Jbili Yahya : Le marché a pris des niveaux de valorisations exagérés depuis le début de l’année. Il faut dire qu’il était temps qu’il retrouve des cours raisonnables et que les craintes de formation d’une bulle spéculative se dissipent. Avec un PER de 18, le marché présente des opportunités intéressantes à  l’achat.

On parle de liquidités abondantes et de manque de papier. Pensez-vous que cette situation maintiendra une tendance haussière sur le marché, sans tenir compte des fondamentaux des sociétés cotées ?
Il est clair que le niveau de liquidité disproportionné par rapport à  la profondeur du marché booste la croissance rapide des indices. Mais les nouvelles introductions en Bourse devraient apporter plus de profondeur et de l’air frais à  un marché qui en a vraiment besoin. De ce fait, le choix des valeurs sera surtout fait en se basant sur les fondamentaux et le bon sens.

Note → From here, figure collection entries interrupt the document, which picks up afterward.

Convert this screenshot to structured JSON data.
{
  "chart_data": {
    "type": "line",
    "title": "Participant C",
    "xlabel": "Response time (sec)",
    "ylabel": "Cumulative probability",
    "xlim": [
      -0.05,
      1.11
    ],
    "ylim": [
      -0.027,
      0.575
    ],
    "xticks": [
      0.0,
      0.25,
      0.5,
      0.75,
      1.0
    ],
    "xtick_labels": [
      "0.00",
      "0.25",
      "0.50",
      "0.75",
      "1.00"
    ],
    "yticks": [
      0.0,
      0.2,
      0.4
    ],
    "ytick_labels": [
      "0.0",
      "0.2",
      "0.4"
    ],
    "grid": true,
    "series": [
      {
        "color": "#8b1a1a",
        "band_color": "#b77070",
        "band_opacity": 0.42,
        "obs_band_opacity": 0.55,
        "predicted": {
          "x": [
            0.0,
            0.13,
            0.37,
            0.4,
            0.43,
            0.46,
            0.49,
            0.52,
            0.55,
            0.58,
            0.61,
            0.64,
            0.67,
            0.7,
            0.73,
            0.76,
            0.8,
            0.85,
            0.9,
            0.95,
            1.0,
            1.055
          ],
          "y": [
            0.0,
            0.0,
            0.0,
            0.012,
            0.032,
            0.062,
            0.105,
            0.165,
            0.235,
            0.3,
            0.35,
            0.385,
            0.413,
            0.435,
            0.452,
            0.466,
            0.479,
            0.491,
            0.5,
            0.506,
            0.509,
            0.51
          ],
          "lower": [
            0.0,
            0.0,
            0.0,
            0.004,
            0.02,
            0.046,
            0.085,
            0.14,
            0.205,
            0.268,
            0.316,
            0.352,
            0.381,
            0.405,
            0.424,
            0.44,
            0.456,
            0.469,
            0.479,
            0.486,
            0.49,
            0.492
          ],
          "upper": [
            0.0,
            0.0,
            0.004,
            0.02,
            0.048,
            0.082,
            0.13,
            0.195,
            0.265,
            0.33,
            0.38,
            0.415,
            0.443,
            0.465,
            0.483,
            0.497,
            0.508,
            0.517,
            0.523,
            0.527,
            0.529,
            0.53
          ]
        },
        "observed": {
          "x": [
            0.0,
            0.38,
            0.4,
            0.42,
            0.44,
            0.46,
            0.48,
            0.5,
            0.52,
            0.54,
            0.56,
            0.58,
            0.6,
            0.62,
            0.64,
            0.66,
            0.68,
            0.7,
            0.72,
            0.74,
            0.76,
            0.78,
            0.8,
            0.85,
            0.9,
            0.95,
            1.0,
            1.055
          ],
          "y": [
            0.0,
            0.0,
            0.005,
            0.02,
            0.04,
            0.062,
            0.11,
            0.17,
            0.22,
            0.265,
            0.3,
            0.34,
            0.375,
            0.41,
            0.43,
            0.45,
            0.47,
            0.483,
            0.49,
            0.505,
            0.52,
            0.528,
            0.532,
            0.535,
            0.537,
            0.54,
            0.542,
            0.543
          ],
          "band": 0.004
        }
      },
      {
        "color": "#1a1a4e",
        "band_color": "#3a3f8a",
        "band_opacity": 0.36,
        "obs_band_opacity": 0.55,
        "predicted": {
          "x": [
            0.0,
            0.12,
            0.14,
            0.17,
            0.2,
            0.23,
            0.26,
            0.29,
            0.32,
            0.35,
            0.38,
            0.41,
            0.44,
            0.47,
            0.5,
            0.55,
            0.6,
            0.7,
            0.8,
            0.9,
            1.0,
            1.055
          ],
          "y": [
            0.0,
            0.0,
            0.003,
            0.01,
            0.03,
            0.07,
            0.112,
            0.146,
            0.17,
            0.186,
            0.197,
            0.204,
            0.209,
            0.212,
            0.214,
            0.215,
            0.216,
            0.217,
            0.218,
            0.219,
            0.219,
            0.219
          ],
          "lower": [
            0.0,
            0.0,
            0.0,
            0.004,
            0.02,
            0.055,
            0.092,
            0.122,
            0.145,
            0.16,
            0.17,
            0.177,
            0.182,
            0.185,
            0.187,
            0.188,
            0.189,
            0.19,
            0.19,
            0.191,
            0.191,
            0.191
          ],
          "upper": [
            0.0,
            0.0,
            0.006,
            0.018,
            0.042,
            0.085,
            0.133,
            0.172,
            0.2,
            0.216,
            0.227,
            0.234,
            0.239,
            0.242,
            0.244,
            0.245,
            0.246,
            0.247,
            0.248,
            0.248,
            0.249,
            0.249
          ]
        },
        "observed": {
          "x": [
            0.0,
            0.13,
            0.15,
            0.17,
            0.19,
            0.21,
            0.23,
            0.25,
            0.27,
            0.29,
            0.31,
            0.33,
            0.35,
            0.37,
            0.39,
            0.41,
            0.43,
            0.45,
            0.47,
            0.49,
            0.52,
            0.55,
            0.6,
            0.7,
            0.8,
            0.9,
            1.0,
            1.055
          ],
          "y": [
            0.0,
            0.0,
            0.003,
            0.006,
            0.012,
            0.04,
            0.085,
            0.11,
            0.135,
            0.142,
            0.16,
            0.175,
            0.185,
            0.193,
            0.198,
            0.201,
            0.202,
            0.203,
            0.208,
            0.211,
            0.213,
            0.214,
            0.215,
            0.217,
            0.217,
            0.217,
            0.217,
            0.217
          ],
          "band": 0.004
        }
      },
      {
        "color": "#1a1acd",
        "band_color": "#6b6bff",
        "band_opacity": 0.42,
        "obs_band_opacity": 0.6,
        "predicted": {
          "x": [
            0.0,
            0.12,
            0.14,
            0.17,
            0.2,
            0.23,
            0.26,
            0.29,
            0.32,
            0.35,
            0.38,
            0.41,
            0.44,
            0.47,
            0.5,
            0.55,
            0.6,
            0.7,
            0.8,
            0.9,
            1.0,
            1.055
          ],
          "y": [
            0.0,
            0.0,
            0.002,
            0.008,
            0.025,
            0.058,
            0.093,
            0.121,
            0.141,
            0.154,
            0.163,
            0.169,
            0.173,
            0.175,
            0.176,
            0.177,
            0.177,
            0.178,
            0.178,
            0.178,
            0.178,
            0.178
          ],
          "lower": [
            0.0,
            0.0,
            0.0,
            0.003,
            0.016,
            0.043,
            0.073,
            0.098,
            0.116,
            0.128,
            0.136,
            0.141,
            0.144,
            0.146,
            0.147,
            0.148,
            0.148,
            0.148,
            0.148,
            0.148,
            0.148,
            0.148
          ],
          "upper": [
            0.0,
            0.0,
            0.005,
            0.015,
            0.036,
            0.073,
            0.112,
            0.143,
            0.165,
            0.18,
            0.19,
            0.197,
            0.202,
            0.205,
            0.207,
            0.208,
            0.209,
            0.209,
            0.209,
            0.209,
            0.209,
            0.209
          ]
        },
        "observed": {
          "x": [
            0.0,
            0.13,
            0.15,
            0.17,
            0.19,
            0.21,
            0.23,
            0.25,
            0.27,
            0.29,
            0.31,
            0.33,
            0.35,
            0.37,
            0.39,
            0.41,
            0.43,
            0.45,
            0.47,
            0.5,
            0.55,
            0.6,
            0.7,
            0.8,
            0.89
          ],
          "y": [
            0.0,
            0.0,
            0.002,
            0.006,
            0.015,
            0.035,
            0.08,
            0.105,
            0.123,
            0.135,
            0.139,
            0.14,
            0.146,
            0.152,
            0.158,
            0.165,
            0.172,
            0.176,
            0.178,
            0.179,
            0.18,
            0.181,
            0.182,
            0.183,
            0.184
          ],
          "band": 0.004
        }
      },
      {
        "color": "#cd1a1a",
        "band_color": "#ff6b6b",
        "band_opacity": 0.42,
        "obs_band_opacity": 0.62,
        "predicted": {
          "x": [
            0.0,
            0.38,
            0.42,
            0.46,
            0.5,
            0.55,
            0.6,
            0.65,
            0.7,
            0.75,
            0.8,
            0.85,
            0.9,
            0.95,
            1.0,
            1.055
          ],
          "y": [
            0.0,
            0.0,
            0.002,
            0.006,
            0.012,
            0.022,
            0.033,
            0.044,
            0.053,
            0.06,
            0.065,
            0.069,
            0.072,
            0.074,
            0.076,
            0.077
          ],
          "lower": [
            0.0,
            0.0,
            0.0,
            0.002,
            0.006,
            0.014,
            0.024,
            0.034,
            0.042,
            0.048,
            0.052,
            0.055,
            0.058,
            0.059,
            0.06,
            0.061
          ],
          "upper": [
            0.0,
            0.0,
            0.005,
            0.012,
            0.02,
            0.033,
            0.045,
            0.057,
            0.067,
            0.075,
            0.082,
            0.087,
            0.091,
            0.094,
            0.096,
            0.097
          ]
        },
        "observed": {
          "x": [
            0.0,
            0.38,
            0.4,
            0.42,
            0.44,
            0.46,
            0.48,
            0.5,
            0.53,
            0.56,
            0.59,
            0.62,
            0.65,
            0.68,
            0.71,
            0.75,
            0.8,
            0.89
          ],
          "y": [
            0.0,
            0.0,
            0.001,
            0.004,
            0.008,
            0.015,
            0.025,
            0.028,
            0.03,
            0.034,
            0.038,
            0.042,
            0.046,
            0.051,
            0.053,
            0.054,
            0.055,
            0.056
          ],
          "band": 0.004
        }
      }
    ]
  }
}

Selon vous, sur quelle note devrait s’achever l’année 2006, sachant que les résultats semestriels viendront alimenter le marché en information ? Et quelles sont les hypothèses de base de votre prévision ?
Au début de l’année, les analystes d’Upline, tout en étant conservateurs, avaient prévu une performance de l’ordre de 30 à  40% en se basant sur les hypothèses suivantes :

  • Une hausse de l’ordre de 13,38% pour la croissance bénéficiaire des sociétés cotées ;
  • Le contexte de liquidité causerait une forte hausse des investissements locaux en Bourse ;
  • Les introductions augmenteraient la capitalisation en Bourse de l’ordre de 10 à  15% durant les deux prochaines années (Risma, Addoha, RMA Al Watanya, Akwa, Ynna, etc.)
  • Forte hausse des investissements de fonds étrangers grâce à  l’attrait que présente le Maroc par rapport aux autres marchés émergents.